Offshore manager performance
Investec is again the leading offshore manager among those with
offshore funds that are registered with the Financial Services Board and can be marketed to South Africans.
Investec beat the other locally registered managers of funds domiciled in a country other than South Africa and denominated in a foreign currency with an overall offshore rating of 4.267 PlexCrowns. Investec was also the leader of the offshore managers last quarter.
PlexCrown Ratings director Ryk de Klerk says Investec took the honours in both the fixed interest and the global asset allocation sector and achieved a commendable fourth position in the overall equity sector.
The manager shone in the regional equity sectors: it was the top performing manager in the US equity category and joint leader in Far East equity and European equity, and was runner-up in the United Kingdom equity sector.
There was a bit of a shake-up in second and third positions. Franklin Templeton Investments moved into second position, pushing Allan Gray’s offshore partner, Orbis, into third position. Orbis, in turn, displaced Ashburton from third place at the end of last quarter to fourth place this quarter.
Franklin Templeton obtained an overall offshore rating of 3.517 PlexCrowns.
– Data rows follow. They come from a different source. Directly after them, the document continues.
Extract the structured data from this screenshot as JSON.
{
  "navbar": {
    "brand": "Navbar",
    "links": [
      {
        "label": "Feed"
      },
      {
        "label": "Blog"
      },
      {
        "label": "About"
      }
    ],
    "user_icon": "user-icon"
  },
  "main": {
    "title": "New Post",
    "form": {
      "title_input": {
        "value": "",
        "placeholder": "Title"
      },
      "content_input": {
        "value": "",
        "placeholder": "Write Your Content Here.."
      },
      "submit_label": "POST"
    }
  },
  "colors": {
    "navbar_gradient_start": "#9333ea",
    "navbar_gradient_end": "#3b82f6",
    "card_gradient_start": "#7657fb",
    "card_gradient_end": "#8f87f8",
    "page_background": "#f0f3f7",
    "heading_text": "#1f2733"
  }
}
De Klerk says the company’s overall rating was underscored by a joint first position in the Far East equity sector, second place in the global asset allocation sector, second place in the US equity sector and a joint third place in the European equity sector.
Orbis’s overall offshore rating of 3.333 PlexCrowns was underscored by its strengths in the Japan equity sector, where the investment house shared the honours with Ashburton, and in the global equity general sector, where it shared the second spot, De Klerk says.